That Suspicious Letter from the IRS and Why You Should Open It
This is the third installment of the short “Intro to Tax Relief” series, presented by Tax Defense Network. You can learn more about them by reading their full review.
There are few things more disquieting than opening your mailbox and seeing the IRS logo on the corner of an envelope. You might not even have a reason to worry as far as you know, but you automatically begin worrying all the same. Everyone does. After all, what could a letter from the IRS be but bad? It’s a common misconception that all notices from the Internal Revenue Service are sinister. Regardless of your opinion or prejudice, you definitely want to open that letter and read it carefully. Don’t even think about throwing it away.
There are people who make the mistake of simply tossing an IRS notice, hoping that disregarding it will make whatever the problem is go away. That is, until the next notice is sent…and then the one after that. The IRS has no shortage of letters they’ll send you and, if they have something they really want to talk to you about, expect plenty of mail. It shouldn’t come to that, though, because you’re going to do the right thing and open that letter. You don’t have anything to hide and, if you do, it’s clearly not working.
If you’ve done something underhanded or misleading on your return, a letter from the IRS shouldn’t be a surprise. If, on the other hand, you’re like most people and filed accurately and honestly – to the best of your knowledge – you may be anxious for no reason. The reality is that the IRS sends a variety of letters, not just warnings of an audit or potential tax debt. Whatever notice you receive will be designated by a “notice number”, which has a corresponding definition on irs.gov.
Here are a few of the standard notices, including some to worry about:
This notice is sent to inform you that your return is being reviewed. This could be because something you reported seems askew or it could be completely random, but you’re not required to take action. The IRS is simply giving you a heads up and letting you know they may be talking to third parties to verify everything you reported is accurate. It’s not a bad idea to review your return and, if you filed with a tax preparer, you may want to give them a call to help you.
You’ll see this one if you may be eligible for the Earned Income Credit, or EIC, but didn’t claim it. Obviously, this is good news for you and definitely something you want to take advantage of. You’ll get a worksheet, which you should complete and send back if what they’re seeing is accurate. Assuming you don’t have any outstanding IRS debts, you should see a refund within six to eight weeks of sending in the EIC worksheet.
This notice is sent because the IRS has made changes to your return to correct a miscalculation and, as a result, you owe money. Admittedly, this is not the ideal letter to get, but it’s important that you know about the issue as soon as possible. There are a couple reasons for this: first, the IRS might be wrong in their assessment and, if so, you can make an appeal or participate in an audit. If you are in the wrong, you can either pay the debt in full or make arrangements as soon as possible to avoid penalties and interest. No matter which way you cut it, responding to the notice quickly is in your best interest.

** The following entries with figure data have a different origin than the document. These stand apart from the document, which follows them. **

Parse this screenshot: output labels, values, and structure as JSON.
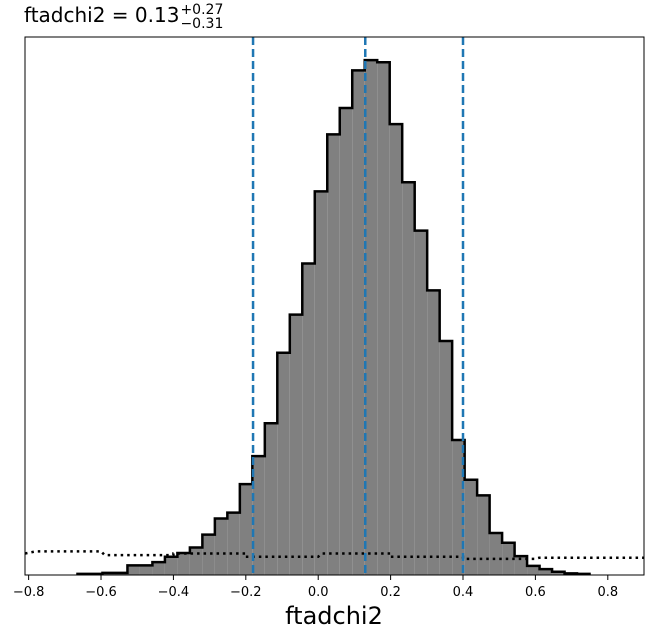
{
  "chart_data": {
    "type": "histogram",
    "title": {
      "prefix": "ftadchi2 = ",
      "value": "0.13",
      "upper": "+0.27",
      "lower": "−0.31"
    },
    "xlabel": "ftadchi2",
    "ylabel": "",
    "xlim": [
      -0.81,
      0.9
    ],
    "ylim": [
      0,
      1.0
    ],
    "xticks": [
      -0.8,
      -0.6,
      -0.4,
      -0.2,
      0.0,
      0.2,
      0.4,
      0.6,
      0.8
    ],
    "xtick_labels": [
      "−0.8",
      "−0.6",
      "−0.4",
      "−0.2",
      "0.0",
      "0.2",
      "0.4",
      "0.6",
      "0.8"
    ],
    "yticks_visible": false,
    "grid": false,
    "bins": {
      "start": -0.665,
      "width": 0.0345,
      "heights": [
        0.002,
        0.002,
        0.004,
        0.004,
        0.018,
        0.018,
        0.024,
        0.034,
        0.041,
        0.051,
        0.075,
        0.105,
        0.116,
        0.169,
        0.221,
        0.282,
        0.413,
        0.484,
        0.579,
        0.713,
        0.819,
        0.868,
        0.938,
        0.957,
        0.953,
        0.838,
        0.73,
        0.64,
        0.529,
        0.435,
        0.251,
        0.177,
        0.148,
        0.078,
        0.06,
        0.035,
        0.017,
        0.011,
        0.006,
        0.003,
        0.002
      ],
      "fill": "#808080",
      "edge": "#000000"
    },
    "vlines": [
      {
        "x": -0.18,
        "color": "#1f77b4",
        "style": "dashed"
      },
      {
        "x": 0.13,
        "color": "#1f77b4",
        "style": "dashed"
      },
      {
        "x": 0.4,
        "color": "#1f77b4",
        "style": "dashed"
      }
    ],
    "prior": {
      "color": "#000000",
      "style": "dotted",
      "x": [
        -0.81,
        -0.78,
        -0.6,
        -0.59,
        -0.4,
        -0.4,
        -0.2,
        -0.2,
        0.0,
        0.01,
        0.2,
        0.2,
        0.4,
        0.4,
        0.6,
        0.61,
        0.9
      ],
      "y": [
        0.04,
        0.044,
        0.044,
        0.037,
        0.037,
        0.04,
        0.04,
        0.034,
        0.034,
        0.04,
        0.04,
        0.034,
        0.034,
        0.03,
        0.03,
        0.032,
        0.032
      ]
    }
  }
}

You’ll receive this notice if you owe money for unpaid taxes, plain and simple. This one may not come as much of a surprise, as you’re likely to get it if you owed money from the beginning but didn’t pay. If, for instance, you filed your return but failed to send in a check for the amount you owe in taxes, the IRS may send you the CP14 notice. Again, paying sooner rather than later will save you both aggravation and money.
Your tax return’s being audited and you’re being notified because may need to provide some documentation. While it may not be appropriate to panic, you should definitely respond promptly. Whether your return was selected for audit due to inaccuracies or completely at random, you’ll need to verify what you reported through records the IRS requests. Be sure to send them copies of any documents and retain the originals in case you need them for the future.
It might seem like avoiding an IRS notice is a good way to prevent a problem, but a problem may already exist whether you like it or not. On the other hand, the IRS could very well owe you money, and there’s little chance you would argue with that. The bottom line is that no matter what the reason is for the letter, there’s no good reason not to open it.
Depending on what notice you get, you may want to consider requesting help from a licensed tax professional. It’s important to begin working on a formal resolution as soon as possible, and a tax pro can do just that. Whatever you decide to do, remember that the first step is tearing open that envelope and seeing what’s inside.